In court papers, Gold Coast said it filed a “notice of protest” with the Illinois Motor Vehicle Review Board against Lamborghini just three months before the automaker sued Gold Coast on Jan. 24, 2024.
The protest letter said Lamborghini withheld hundreds of thousands of dollars for improvements to Gold Coast’s showrooms and failed to reimburse the dealer for marketing expenses.
In the letter, Gold Coast said it often outperforms other Lamborghini dealers in New York, Los Angeles and Miami despite Chicago’s “less favorable market conditions.”
The letter accused the automaker of trying to push out 81-year-old Gold Coast president Joseph Perillo Sr. and making disparaging comments to Gold Coast’s employees that he’s “too old, too difficult to deal with and has made enough money.”
On Friday, both sides told U.S. District Judge Rebecca Pallmeyer they were discussing a possible settlement. They said they were “optimistic that an agreement can be reached that will lead to a resolution of this case in the coming days.”

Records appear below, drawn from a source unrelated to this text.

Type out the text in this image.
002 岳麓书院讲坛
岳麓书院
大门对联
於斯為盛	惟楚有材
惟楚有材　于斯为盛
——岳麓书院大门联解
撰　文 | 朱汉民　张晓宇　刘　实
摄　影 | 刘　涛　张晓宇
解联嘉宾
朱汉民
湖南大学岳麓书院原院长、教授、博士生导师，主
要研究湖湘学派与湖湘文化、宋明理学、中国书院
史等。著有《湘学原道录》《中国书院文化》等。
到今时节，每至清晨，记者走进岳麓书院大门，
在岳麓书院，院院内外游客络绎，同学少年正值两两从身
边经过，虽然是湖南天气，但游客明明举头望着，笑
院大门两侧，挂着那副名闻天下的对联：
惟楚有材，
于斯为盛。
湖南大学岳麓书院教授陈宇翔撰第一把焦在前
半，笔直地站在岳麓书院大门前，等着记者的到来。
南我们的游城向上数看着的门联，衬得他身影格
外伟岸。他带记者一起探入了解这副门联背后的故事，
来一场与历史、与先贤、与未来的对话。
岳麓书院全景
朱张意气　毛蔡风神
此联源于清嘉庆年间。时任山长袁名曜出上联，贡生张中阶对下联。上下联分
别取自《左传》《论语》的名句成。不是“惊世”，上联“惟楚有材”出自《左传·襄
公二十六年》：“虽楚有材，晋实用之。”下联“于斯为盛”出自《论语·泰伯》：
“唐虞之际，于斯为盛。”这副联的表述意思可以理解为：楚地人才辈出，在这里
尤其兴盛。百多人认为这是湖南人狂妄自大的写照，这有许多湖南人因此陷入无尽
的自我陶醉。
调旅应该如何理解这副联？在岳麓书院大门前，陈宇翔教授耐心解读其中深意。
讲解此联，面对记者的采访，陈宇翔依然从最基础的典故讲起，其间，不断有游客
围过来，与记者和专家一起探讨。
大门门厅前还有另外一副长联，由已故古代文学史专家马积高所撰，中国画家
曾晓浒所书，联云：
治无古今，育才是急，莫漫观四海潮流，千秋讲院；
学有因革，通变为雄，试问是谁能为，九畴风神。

“The parties are working together collaboratively to resolve all claims, including the claims pending before the Illinois Motor Vehicle Review Board,” lawyer Ira Levin, who represents Gold Coast, Perillo and a salesman for the dealership, said in response to questions from the Chicago Sun-Times.
The parties have told the judge they can be ready for trial in December 2026 if they don’t reach a deal.